Wolf Creek/Berger Ditch Restoration PlanWritten by Duane Ramsey | | firstname.lastname@example.org
Plan reviewed to reduce bacteria found on Lake Erie beaches
About 50 people attended a public meeting Nov. 4 at Maumee Bay State Park to review the Wolf Creek-Beaver Ditch Restoration Plan to eliminate or reduce bacteria found on the beaches there last summer.
The plan is a proposed system of ponds, floodplains and wetlands that would naturally remove and treat bacteria and excess nutrients that are causing high levels of fecal bacteria recorded along Lake Erie beaches at the state park. The plan would preserve the habitat and provide attractive natural areas.
The public meeting, held by the Toledo Metropolitan Area Council of Governments (TAMCOG), reviewed the results of research studies tracking bacteria, wetland designs and watershed information regarding the proposed project.
The Wolf Creek Committee was appointed in 2009 to replace the Maumee Bay Bacteria Task Force that operated from 1995 to 2008, according to Kurt Erichsen, vice president of environmental planning for TMACOG.
The task force identified the bacteria problem in the watershed of Wolf Creek and Berger Ditch that includes areas in the Cities of Northwood, Oregon and Jerusalem Township. The watershed covers 16 square miles of farmlands, commercial and residential areas.
Wolf Creek empties into the Berger Ditch which empties into Lake Erie near the beaches in Maumee Bay State Park.
The highest level of bacteria and toxic algae levels related to the bacteria were found at the mouth of Berger Ditch, according to research conducted by the Department of Environmental Sciences at the UT Lake Erie Center. The study identified Berger Ditch as the primary pathway for the ecoli bacteria.
The study looked at three broad solutions for the problem that included eliminating sources of the bacteria, rerouting the stream to avoid it flowing into the lake close to the beaches, or treat the stream water.
Rerouting Berger Ditch was not a feasible solution due to the infrastructure and golf course at the state park. Eliminating the sources of the bacteria would be a huge undertaking, according to the report.
The City of Oregon already spent $8 million to expand sanitary sewers along Coy, Pickle, Stadium and Wynn Roads to reduce the amount of bacteria that ends up in Wolf Creek and Berger Ditch.
The Wolf Creek Committee recommended treatment of the wetlands to remove or reduce bacteria, pathogens and sediments in the streams with a number of natural measures. The treatment project would involve a total 44 acres, 33 acres in the park, at a cost of about $5 million.
Bob Morrison of Millbury asked why they didn’t look at issues at the front end of the system to determine and eliminate the source of bacteria rather than putting $5 million into treating the back end of it in the creek and ditch. He voiced a concern about the use of class B sewage on farmlands that is contributing to the problem.
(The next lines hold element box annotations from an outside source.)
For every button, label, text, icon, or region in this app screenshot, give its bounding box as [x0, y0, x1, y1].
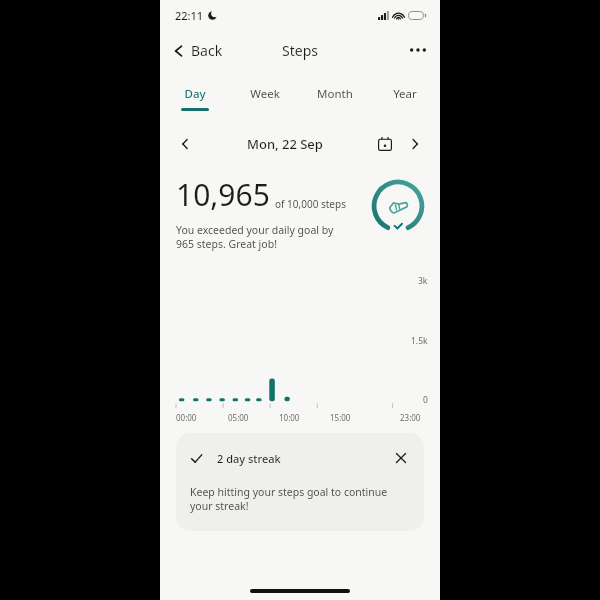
button[interactable]: Day: [160, 86, 230, 116]
button[interactable]: Dismiss streak card: [390, 447, 412, 469]
button[interactable]: Previous day: [172, 131, 198, 157]
staticText: Steps: [282, 41, 318, 60]
staticText: of 10,000 steps: [275, 197, 346, 211]
button[interactable]: Back: [166, 37, 229, 64]
staticText: Back: [191, 41, 223, 60]
button[interactable]: Year: [370, 86, 440, 116]
staticText: 10:00: [279, 412, 300, 423]
staticText: Mon, 22 Sep: [247, 135, 323, 153]
staticText: 10,965: [176, 174, 270, 215]
staticText: Year: [393, 86, 417, 102]
staticText: Keep hitting your steps goal to continue…: [190, 485, 388, 513]
staticText: 1.5k: [411, 335, 428, 347]
staticText: Week: [250, 86, 280, 102]
button[interactable]: Next day: [402, 131, 428, 157]
staticText: You exceeded your daily goal by 965 step…: [176, 223, 334, 251]
staticText: 00:00: [176, 412, 197, 423]
staticText: 2 day streak: [217, 451, 281, 466]
button[interactable]: Month: [300, 86, 370, 116]
staticText: Month: [317, 86, 353, 102]
button[interactable]: 2 day streak: [176, 433, 424, 531]
staticText: 3k: [418, 275, 428, 287]
staticText: Day: [184, 86, 206, 102]
button[interactable]: Week: [230, 86, 300, 116]
staticText: 15:00: [330, 412, 351, 423]
button[interactable]: Open calendar: [372, 131, 398, 157]
staticText: 0: [423, 394, 428, 406]
staticText: 23:00: [400, 412, 421, 423]
staticText: 22:11: [175, 8, 204, 23]
button[interactable]: More options: [404, 36, 432, 64]
staticText: 05:00: [228, 412, 249, 423]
Paul Roman, director of public service for the City of Oregon, reported that the City is doing what it can to reduce bacteria from sewage collection and treatment. He did admit that the City supplies a sludge byproduct of the city’s sewer treatment operation to local farmers for use in fertilizing their fields.
Officials from TMACOG and UT believe that the use of the sludge is a likely contributor of ecoli bacteria found in Wolf Creek and Berger Ditch. The research found seasonal trends for bacteria and phosphorous in both waterways.
The proposed plan would treat the wetlands with a surface and subsurface flow that could remove from 23 to 93 percent of the bacteria, according to Daryl Dwyer of UT Environmental Sciences. They also tested for suspended solids and sediment and found the Berger Ditch as the primary contributor of both.
The proposal would treat both low and high-flow loadings and remove suspended solids to reduce ecoli bacteria and phosphorous levels. The development of a predictable model would be used for evaluation of rapid methods to rate ecoli densities, said Dwyer.
Hull & Associates of Toledo is working with the Wolf Creek Committee to develop a design of proposed natural systems for treating the bacteria problem in the wetlands and steams. The plan would treat low and high flows and avoid the existing infrastructure of the state park.
The estimated design and construction cost of the proposed plan totals $5.35 million with $1.8 million for Wolf Creek floodplain wetlands and sediment basins with $3.5 million for terraced wetlands and vernal pools along Berger Ditch, according to Hugh Crowell of Hull & Associates.
The committee plans to pursue funding from multiple sources available for this type of project.
The full Wolf Creek – Berger Ditch Restoration Plan is available at www.tmacog.org.